Library Version Used & .NET Runtime Version:

.NET 6 w/ 4.0.3

Soo.. I'm looking into another issue we are having.

The problem with this one is it is truly random. We have in-depth integration tests and on my machine after running the tests over and over... randomly we get exceptions (sometimes it takes 5 attempts, sometimes 20) from the serializer that it cant cast object A to B.

(In case you are curious the exception looks like the following.. but its all inside the generated expressions.. and specific to our Types so its not really helpful)

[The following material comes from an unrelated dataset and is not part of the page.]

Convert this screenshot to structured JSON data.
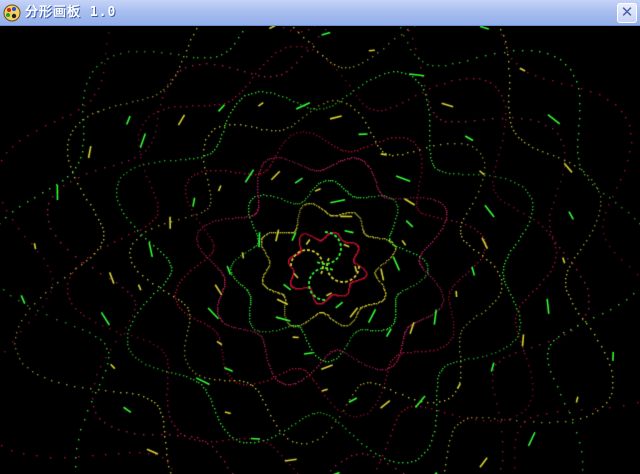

System.InvalidCastException: Unable to cast object of type 'Engine.DataStructures.Values.SimpleValue' to type 'Engine.DataStructures.Values.Value'.
    at Apex.Serialization.Read_System.Collections.Immutable.ImmutableSortedDictionary`2+Node[[System.String, System.Private.CoreLib, Version=6.0.0.0, Culture=neutral, PublicKeyToken=7cec85d7bea7798e],[Engine.DataStructures.Values.Value, Engine.DataStructures, Version=1.0.0.0, Culture=neutral, PublicKeyToken=null]](Closure , BufferedStream& , Binary`2 )
    at Apex.Serialization.Binary`2.ReadSealedInternal[T](Boolean useSerializedVersionId)
    at Apex.Serialization.Read_System.Collections.Immutable.ImmutableSortedDictionary`2+Node[[System.String, System.Private.CoreLib, Version=6.0.0.0, Culture=neutral, PublicKeyToken=7cec85d7bea7798e],[Engine.DataStructures.Values.Value, Engine.DataStructures, Version=1.0.0.0, Culture=neutral, PublicKeyToken=null]](Closure , BufferedStream& , Binary`2 )
    at Apex.Serialization.Binary`2.ReadSealedInternal[T](Boolean useSerializedVersionId)
    at Apex.Serialization.Read_Engine.DataStructures.Values.Collection(Closure , BufferedStream& , Binary`2 )
    at Apex.Serialization.Binary`2.ReadInternal()
    at Apex.Serialization.Read_Engine.Stateless.State.ExecutionStateRoot(Closure , BufferedStream& , Binary`2 )
    at Apex.Serialization.Binary`2.ReadSealedInternal[T](Boolean useSerializedVersionId)
    at Apex.Serialization.Binary`2.ReadObjectEntry[T]()
    at Apex.Serialization.Binary`2.Read[T](Stream 

One of the first things I noticed is that the size of the bytes the serializer is different than another with the same input. (I need to check if this is 100% the same input.. its at least the same build up objects.. its all from Test Builders) So my question is, is this serializer deterministic? What would make it not be?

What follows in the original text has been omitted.